In Spokane Valley, it doesn’t get much scarier than Ghoul Manor.

Here, haunted houses are hard to find. It is not a community of Amityville horrors, Boo Radleys, or Bates Motels. Suburbs seldom are.

The Valley is too young. Most of the homes are less than 50 years old. There’s no such thing as a haunted rancher, or demonized duplex.

There’s no ghost of Jan Brady, at least not yet. Last week, The Spokesman-Review sent out more than 300 e-mails soliciting Valley ghost stories.

We got a few nibbles, mostly about ghosts in different towns, older towns, towns old enough to have swallowed untold tragedies deep into their bones, like trees swallow old nails.

There were some paranormal offerings.

The stylists at Darrel’s Barbershop, in the days leading up to Halloween, suggested the ghost of Sprague Avenue—a funk more than a fog, really, that lives at U-city Mall and scares away business along the retail strip.

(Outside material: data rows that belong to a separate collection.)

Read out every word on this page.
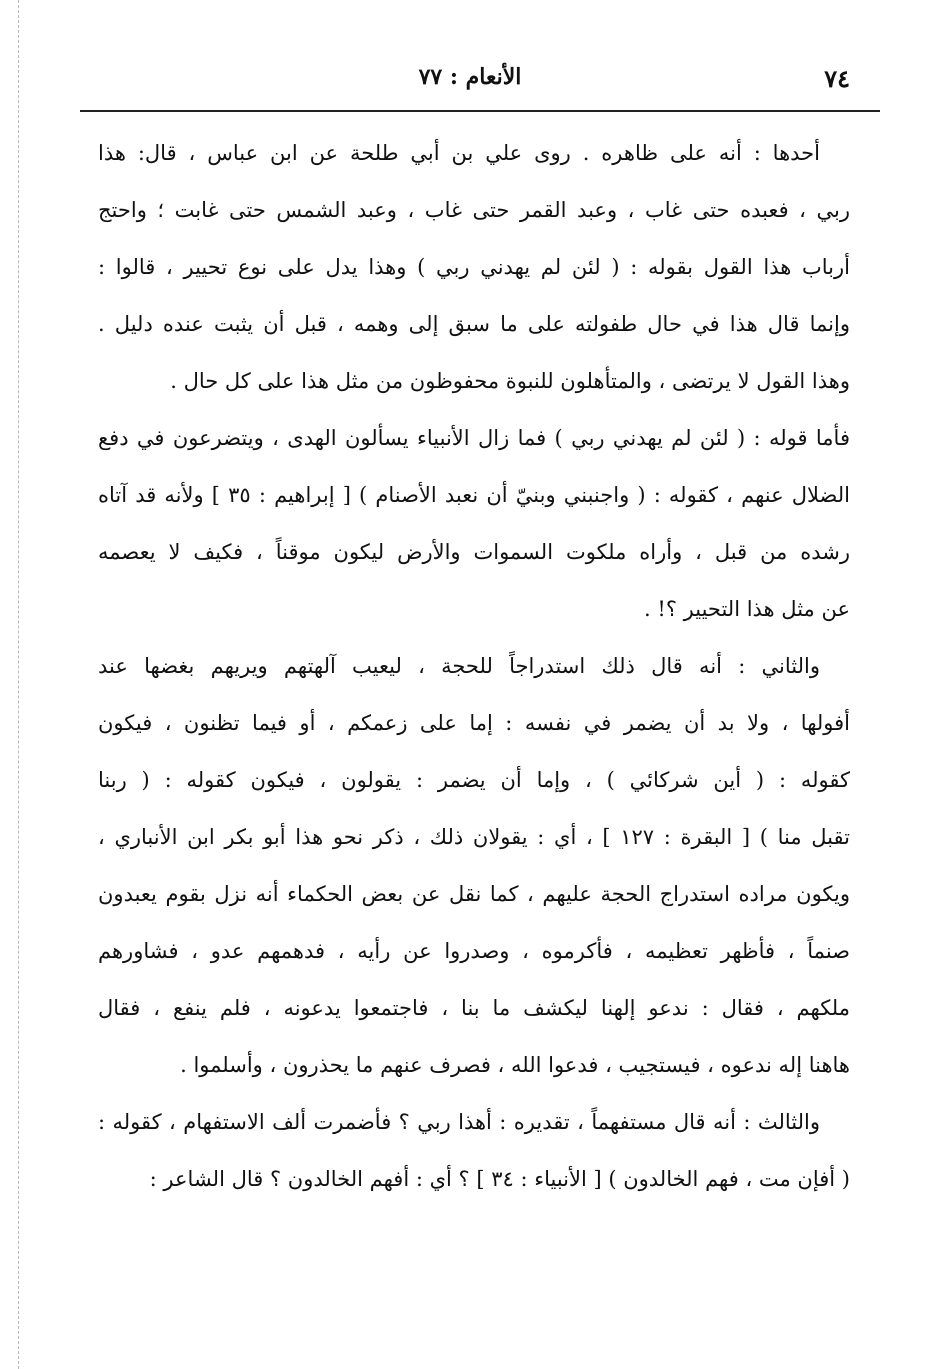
٧٤
الأنعام : ٧٧
أحدها : أنه على ظاهره . روى علي بن أبي طلحة عن ابن عباس ، قال: هذا
ربي ، فعبده حتى غاب ، وعبد القمر حتى غاب ، وعبد الشمس حتى غابت ؛ واحتج
أرباب هذا القول بقوله : ( لئن لم يهدني ربي ) وهذا يدل على نوع تحيير ، قالوا :
وإنما قال هذا في حال طفولته على ما سبق إلى وهمه ، قبل أن يثبت عنده دليل .
وهذا القول لا يرتضى ، والمتأهلون للنبوة محفوظون من مثل هذا على كل حال .
فأما قوله : ( لئن لم يهدني ربي ) فما زال الأنبياء يسألون الهدى ، ويتضرعون في دفع
الضلال عنهم ، كقوله : ( واجنبني وبنيّ أن نعبد الأصنام ) [ إبراهيم : ٣٥ ] ولأنه قد آتاه
رشده من قبل ، وأراه ملكوت السموات والأرض ليكون موقناً ، فكيف لا يعصمه
عن مثل هذا التحيير ؟! .
والثاني : أنه قال ذلك استدراجاً للحجة ، ليعيب آلهتهم ويريهم بغضها عند
أفولها ، ولا بد أن يضمر في نفسه : إما على زعمكم ، أو فيما تظنون ، فيكون
كقوله : ( أين شركائي ) ، وإما أن يضمر : يقولون ، فيكون كقوله : ( ربنا
تقبل منا ) [ البقرة : ١٢٧ ] ، أي : يقولان ذلك ، ذكر نحو هذا أبو بكر ابن الأنباري ،
ويكون مراده استدراج الحجة عليهم ، كما نقل عن بعض الحكماء أنه نزل بقوم يعبدون
صنماً ، فأظهر تعظيمه ، فأكرموه ، وصدروا عن رأيه ، فدهمهم عدو ، فشاورهم
ملكهم ، فقال : ندعو إلهنا ليكشف ما بنا ، فاجتمعوا يدعونه ، فلم ينفع ، فقال
هاهنا إله ندعوه ، فيستجيب ، فدعوا الله ، فصرف عنهم ما يحذرون ، وأسلموا .
والثالث : أنه قال مستفهماً ، تقديره : أهذا ربي ؟ فأضمرت ألف الاستفهام ، كقوله :
( أفإن مت ، فهم الخالدون ) [ الأنبياء : ٣٤ ] ؟ أي : أفهم الخالدون ؟ قال الشاعر :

And off Sprague, in the Valley’s public schools, there are ghouls, as well as goulash, to be found in the cafeteria.

According to an online list of Washington ghosts published at /washington.htm, a dead janitor is said to haunt the cafeteria of West Valley High School.

There, by crossing the stage with two walkie-talkies, people can hear the voice of a custodian who fell to his death years ago from the catwalk of the school’s old theater.

And at Centennial Middle School it’s said a woman with no legs floats around the side of the old library, located in a wing of the building that used to be Park Junior High School.

Theshadowlands also mentions resident spooks at the Mirabeau Park Hotel on Sullivan Avenue, where last week the kitchen staff recounted run-ins with a ghostly woman and two children said to occupy the A-wing of the sprawling inn.

“Well, you hear things,” said Dennis Manley, Mirabeau’s catering director.

“I know from time to time we get room service calls from a woman and there are children in the background, but then there’s no one in the room.”

The guest ghost has a taste for tournedos of beef, Manley said. Her kids prefer bowls of macaroni and cheese.

No word yet on whether the National Retail Foundation includes spooky room service in its $3.12 billion accounting.